Currently, space situational awareness (SSA) highly depends on ground-based capabilities limiting the accuracy of tracking objects to 10cm. This project will explore possible technological demonstration that utilizes International Space Station/ CubeSat payload for SSA alongside its efficiency and need for long-term space sustainability. The capability shall be achieved through machine learning as a part of the onboard computer.

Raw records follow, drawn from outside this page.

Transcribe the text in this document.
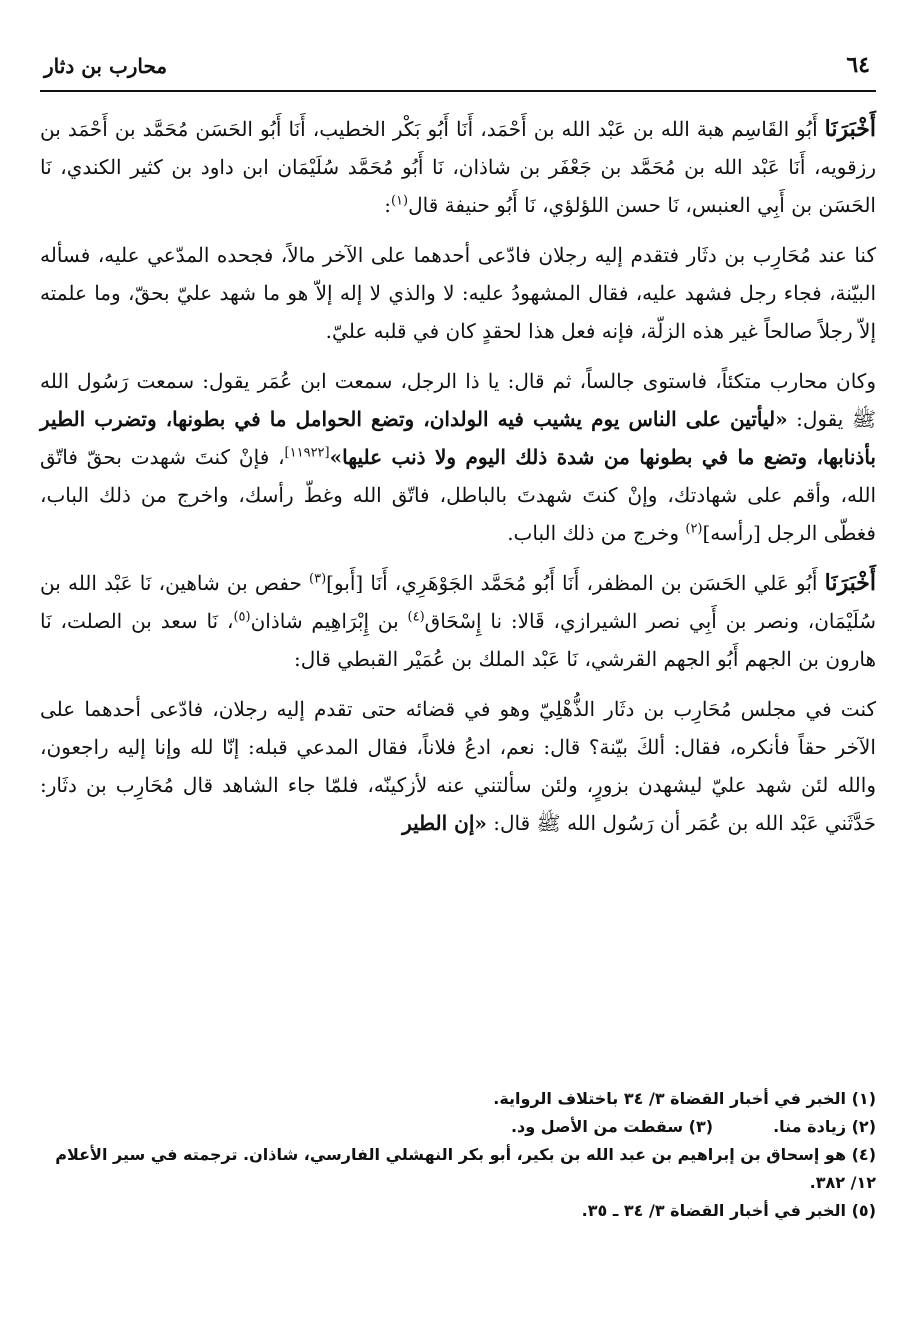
٦٤
محارب بن دثار

أَخْبَرَنَا أَبُو القَاسِم هبة الله بن عَبْد الله بن أَحْمَد، أَنَا أَبُو بَكْر الخطيب، أَنَا أَبُو الحَسَن مُحَمَّد بن أَحْمَد بن رزقويه، أَنَا عَبْد الله بن مُحَمَّد بن جَعْفَر بن شاذان، نَا أَبُو مُحَمَّد سُلَيْمَان ابن داود بن كثير الكندي، نَا الحَسَن بن أَبِي العنبس، نَا حسن اللؤلؤي، نَا أَبُو حنيفة قال$^{(١)}$:

كنا عند مُحَارِب بن دثَار فتقدم إليه رجلان فادّعى أحدهما على الآخر مالاً، فجحده المدّعي عليه، فسأله البيّنة، فجاء رجل فشهد عليه، فقال المشهودُ عليه: لا والذي لا إله إلاّ هو ما شهد عليّ بحقّ، وما علمته إلاّ رجلاً صالحاً غير هذه الزلّة، فإنه فعل هذا لحقدٍ كان في قلبه عليّ.

وكان محارب متكئاً، فاستوى جالساً، ثم قال: يا ذا الرجل، سمعت ابن عُمَر يقول: سمعت رَسُول الله ﷺ يقول: «ليأتين على الناس يوم يشيب فيه الولدان، وتضع الحوامل ما في بطونها، وتضرب الطير بأذنابها، وتضع ما في بطونها من شدة ذلك اليوم ولا ذنب عليها»[١١٩٢٢]، فإنْ كنتَ شهدت بحقّ فاتّق الله، وأقم على شهادتك، وإنْ كنتَ شهدتَ بالباطل، فاتّق الله وغطّ رأسك، واخرج من ذلك الباب، فغطّى الرجل [رأسه]$^{(٢)}$ وخرج من ذلك الباب.

أَخْبَرَنَا أَبُو عَلي الحَسَن بن المظفر، أَنَا أَبُو مُحَمَّد الجَوْهَرِي، أَنَا [أَبو]$^{(٣)}$ حفص بن شاهين، نَا عَبْد الله بن سُلَيْمَان، ونصر بن أَبِي نصر الشيرازي، قَالا: نا إِسْحَاق$^{(٤)}$ بن إِبْرَاهِيم شاذان$^{(٥)}$، نَا سعد بن الصلت، نَا هارون بن الجهم أَبُو الجهم القرشي، نَا عَبْد الملك بن عُمَيْر القبطي قال:

كنت في مجلس مُحَارِب بن دثَار الذُّهْلِيّ وهو في قضائه حتى تقدم إليه رجلان، فادّعى أحدهما على الآخر حقاً فأنكره، فقال: ألكَ بيّنة؟ قال: نعم، ادعُ فلاناً، فقال المدعي قبله: إنّا لله وإنا إليه راجعون، والله لئن شهد عليّ ليشهدن بزورٍ، ولئن سألتني عنه لأزكينّه، فلمّا جاء الشاهد قال مُحَارِب بن دثَار: حَدَّثَني عَبْد الله بن عُمَر أن رَسُول الله ﷺ قال: «إن الطير

(١) الخبر في أخبار القضاة ٣/ ٣٤ باختلاف الرواية.

(٢) زيادة منا.

(٣) سقطت من الأصل ود.

(٤) هو إسحاق بن إبراهيم بن عبد الله بن بكير، أبو بكر النهشلي الفارسي، شاذان. ترجمته في سير الأعلام ١٢/ ٣٨٢.

(٥) الخبر في أخبار القضاة ٣/ ٣٤ ـ ٣٥.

This project aims to develop a novel distributed radio frequency processing capability for deployment across space-based platforms. The research will focus on elaborating a machine learning (ML) model that can effectively detect and classify conventional and low-probability-of-intercept (LPI) radar signals. The model will dynamically adapt its structure to the collected signals, producing calibrated confidence estimates and learning from misclassified in-distribution samples. To enhance autonomy and resilience to mission contingencies, the neural network will perform asynchronous, distributed training featuring
interruptible and resumable cycles.

Satellite imagery provides immense potential for Earth observation applications. By training AI to analyse these images, we can monitor huge areas with minimal effort. However, there are many technical hurdles that need to be overcome to successfully use these images for application areas such as agriculture and ecology. Satellite imagery has much lower spatial resolution than ground-based images, and the higher resolutions satellite images (30cm) must be taken selectively as it is infeasible to capture the whole planet at that resolution. This leads to sporadic images being available for any site with only one image taken every few months, or several on the same day. To train an AI model on these images, we need to construct training sets of ground-based observations associated with positions in satellite images. The ground truth observations are also sporadic, and these combine to make training an AI algorithm on satellite images challenging due a lack of observations that are temporally aligned with images.

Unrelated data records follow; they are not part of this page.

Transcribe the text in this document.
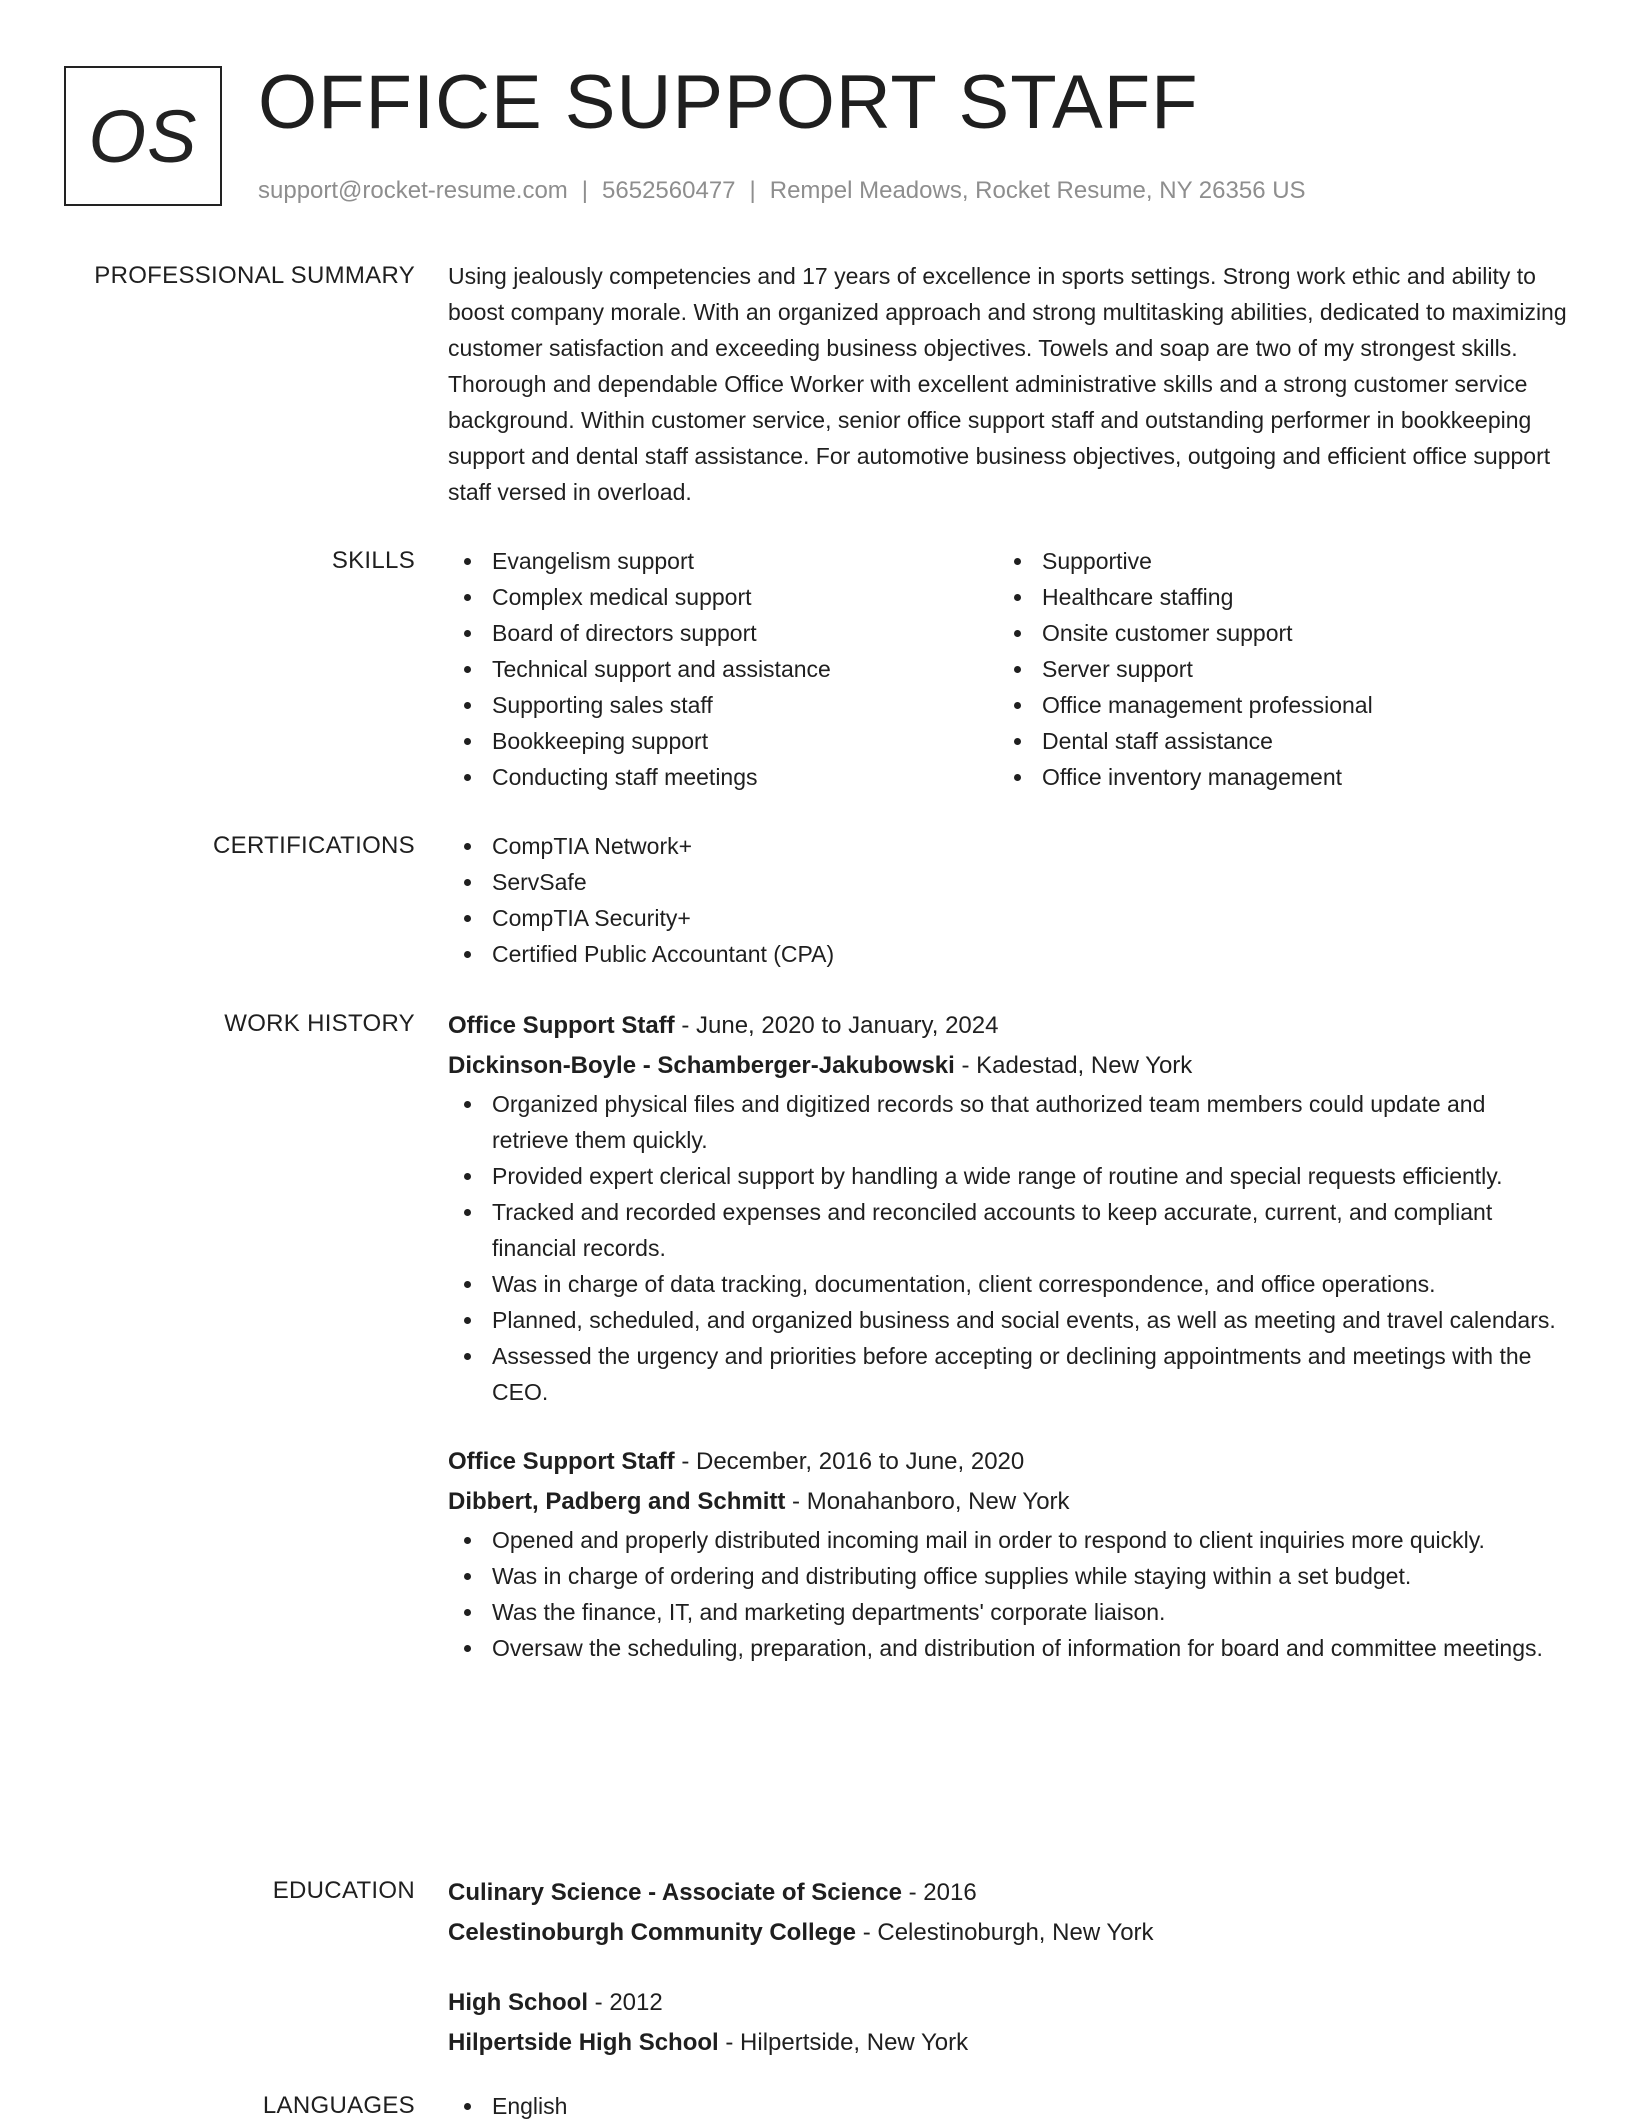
OS OFFICE SUPPORT STAFF
support@rocket-resume.com | 5652560477 | Rempel Meadows, Rocket Resume, NY 26356 US
PROFESSIONAL SUMMARY Using jealously competencies and 17 years of excellence in sports settings. Strong work ethic and ability to boost company morale. With an organized approach and strong multitasking abilities, dedicated to maximizing customer satisfaction and exceeding business objectives. Towels and soap are two of my strongest skills. Thorough and dependable Office Worker with excellent administrative skills and a strong customer service background. Within customer service, senior office support staff and outstanding performer in bookkeeping support and dental staff assistance. For automotive business objectives, outgoing and efficient office support staff versed in overload.

SKILLS	Evangelism support
Complex medical support
Board of directors support
Technical support and assistance
Supporting sales staff
Bookkeeping support
Conducting staff meetings
Supportive
Healthcare staffing
Onsite customer support
Server support
Office management professional
Dental staff assistance
Office inventory management
CERTIFICATIONS	CompTIA Network+
ServSafe
CompTIA Security+
Certified Public Accountant (CPA)
WORK HISTORY Office Support Staff - June, 2020 to January, 2024
Dickinson-Boyle - Schamberger-Jakubowski - Kadestad, New York
Organized physical files and digitized records so that authorized team members could update and retrieve them quickly.
Provided expert clerical support by handling a wide range of routine and special requests efficiently.
Tracked and recorded expenses and reconciled accounts to keep accurate, current, and compliant financial records.
Was in charge of data tracking, documentation, client correspondence, and office operations.
Planned, scheduled, and organized business and social events, as well as meeting and travel calendars.
Assessed the urgency and priorities before accepting or declining appointments and meetings with the CEO.
Office Support Staff - December, 2016 to June, 2020
Dibbert, Padberg and Schmitt - Monahanboro, New York
Opened and properly distributed incoming mail in order to respond to client inquiries more quickly.
Was in charge of ordering and distributing office supplies while staying within a set budget.
Was the finance, IT, and marketing departments' corporate liaison.
Oversaw the scheduling, preparation, and distribution of information for board and committee meetings.
EDUCATION Culinary Science - Associate of Science - 2016
Celestinoburgh Community College - Celestinoburgh, New York
High School - 2012
Hilpertside High School - Hilpertside, New York
LANGUAGES	English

This project aims to develop sample efficient AI algorithms which require less ground truth observations to train accurate models. Both semi-supervised and unsupervised training methods will be adopted to train highly effective feature extractors using a minimum of labelled data. Highly successful semi-supervised learning algorithms, and unsupervised/self-supervised methods (which have achieved very high accuracy with just a few labelled examples or no labels at all (respectively) in generic image classification) will be customized and these methods extended for satellite images.

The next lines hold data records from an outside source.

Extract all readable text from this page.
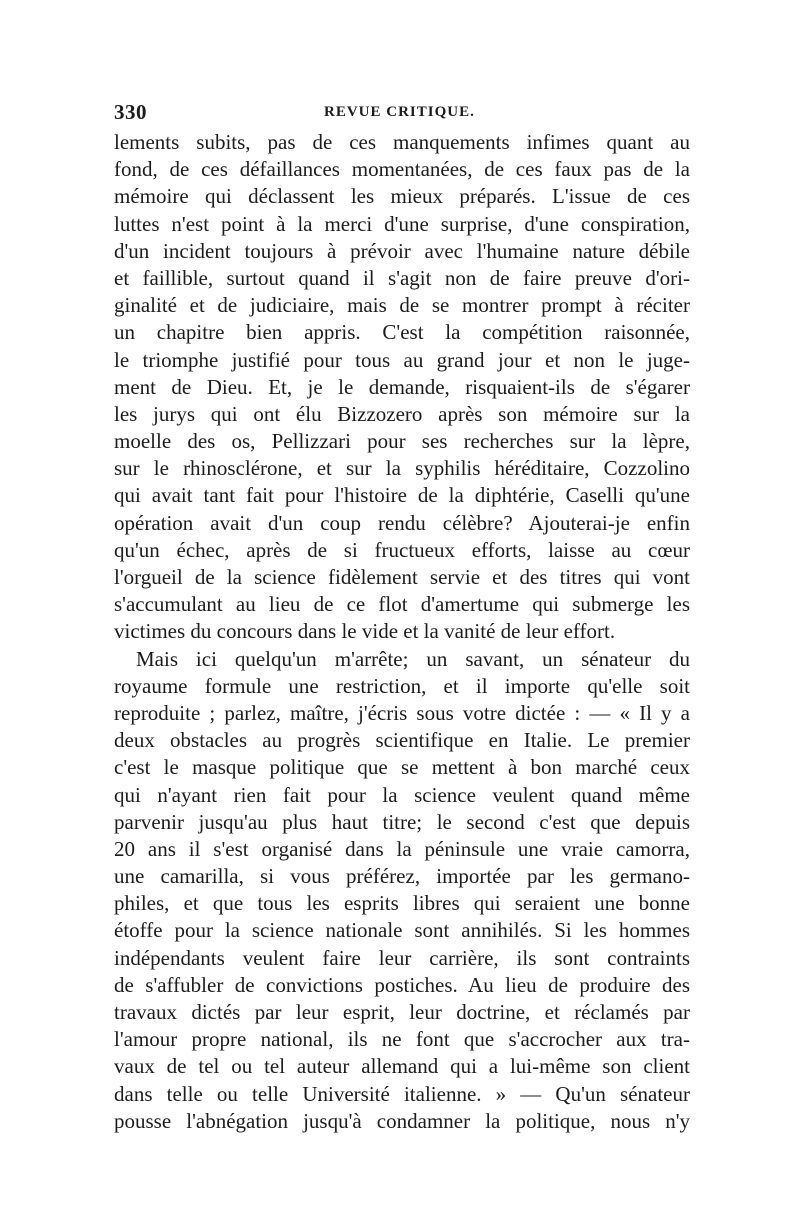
330	REVUE CRITIQUE.
lements subits, pas de ces manquements infimes quant au
fond, de ces défaillances momentanées, de ces faux pas de la
mémoire qui déclassent les mieux préparés. L'issue de ces
luttes n'est point à la merci d'une surprise, d'une conspiration,
d'un incident toujours à prévoir avec l'humaine nature débile
et faillible, surtout quand il s'agit non de faire preuve d'ori-
ginalité et de judiciaire, mais de se montrer prompt à réciter
un chapitre bien appris. C'est la compétition raisonnée,
le triomphe justifié pour tous au grand jour et non le juge-
ment de Dieu. Et, je le demande, risquaient-ils de s'égarer
les jurys qui ont élu Bizzozero après son mémoire sur la
moelle des os, Pellizzari pour ses recherches sur la lèpre,
sur le rhinosclérone, et sur la syphilis héréditaire, Cozzolino
qui avait tant fait pour l'histoire de la diphtérie, Caselli qu'une
opération avait d'un coup rendu célèbre? Ajouterai-je enfin
qu'un échec, après de si fructueux efforts, laisse au cœur
l'orgueil de la science fidèlement servie et des titres qui vont
s'accumulant au lieu de ce flot d'amertume qui submerge les
victimes du concours dans le vide et la vanité de leur effort.
Mais ici quelqu'un m'arrête; un savant, un sénateur du
royaume formule une restriction, et il importe qu'elle soit
reproduite ; parlez, maître, j'écris sous votre dictée : — « Il y a
deux obstacles au progrès scientifique en Italie. Le premier
c'est le masque politique que se mettent à bon marché ceux
qui n'ayant rien fait pour la science veulent quand même
parvenir jusqu'au plus haut titre; le second c'est que depuis
20 ans il s'est organisé dans la péninsule une vraie camorra,
une camarilla, si vous préférez, importée par les germano-
philes, et que tous les esprits libres qui seraient une bonne
étoffe pour la science nationale sont annihilés. Si les hommes
indépendants veulent faire leur carrière, ils sont contraints
de s'affubler de convictions postiches. Au lieu de produire des
travaux dictés par leur esprit, leur doctrine, et réclamés par
l'amour propre national, ils ne font que s'accrocher aux tra-
vaux de tel ou tel auteur allemand qui a lui-même son client
dans telle ou telle Université italienne. » — Qu'un sénateur
pousse l'abnégation jusqu'à condamner la politique, nous n'y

Distant clock synchronisation has many applications including telecommunications, Global Satellite Navigation Systems, emitter localisation, and phased array astronomy. Clock synchronisation requires clocks to tick at the same rate and to read the same time. Two procedures employed to ensure clocks read the same time are the Einstein method and the Eddington method.

The Einstein method involves sending a signal back and forth between two clocks and using the speed of the signal to synchronise the clocks.

The Eddington method involves synchronising the clocks next to each other prior to sending the second clock to its desired location.

Special relativity and general relativity must be accounted for in the Einstein and Eddington methods to ensure that the clocks run at the same rate. Furthermore, the Eddington method relies on the physical movement of a clock and is therefore not practical for space applications. This project will investigate the employment of entangled photon pairs in overcoming the limitations of the Einstein and Eddington methods.

Precision timing is a key capability underpinning the operational efficiency of society’s most critical infrastructure and is making new applications possible. Global Navigation Satellite System (GNSS) satellites carrying atomic clocks have contributed to delivering a global timing capability with high levels of accuracy and stability. The increasing demand for GNSS independent timing solutions, as well as the potential for optical clocks offering higher levels of timing accuracy and stability demands a study to address the potential applications and technologies required for success in these areas.

This project will investigate what new opportunities and resilience a compact, high accuracy clock for use on small satellites would enable for a broad range of precision timing applications.

Extensive research in Geostationary orbit (GEO) failure modes optimise resilience of single satellite systems. Resilience measures of Low Earth Orbit (LEO) constellations failure modes and their optimisations are less well understood.

This project concept will deliver a technology horizon scan for resilient, efficient and effective management of constellations of LEO satellites as well as a suggested roadmap for areas of focus for the SmartSat CRC.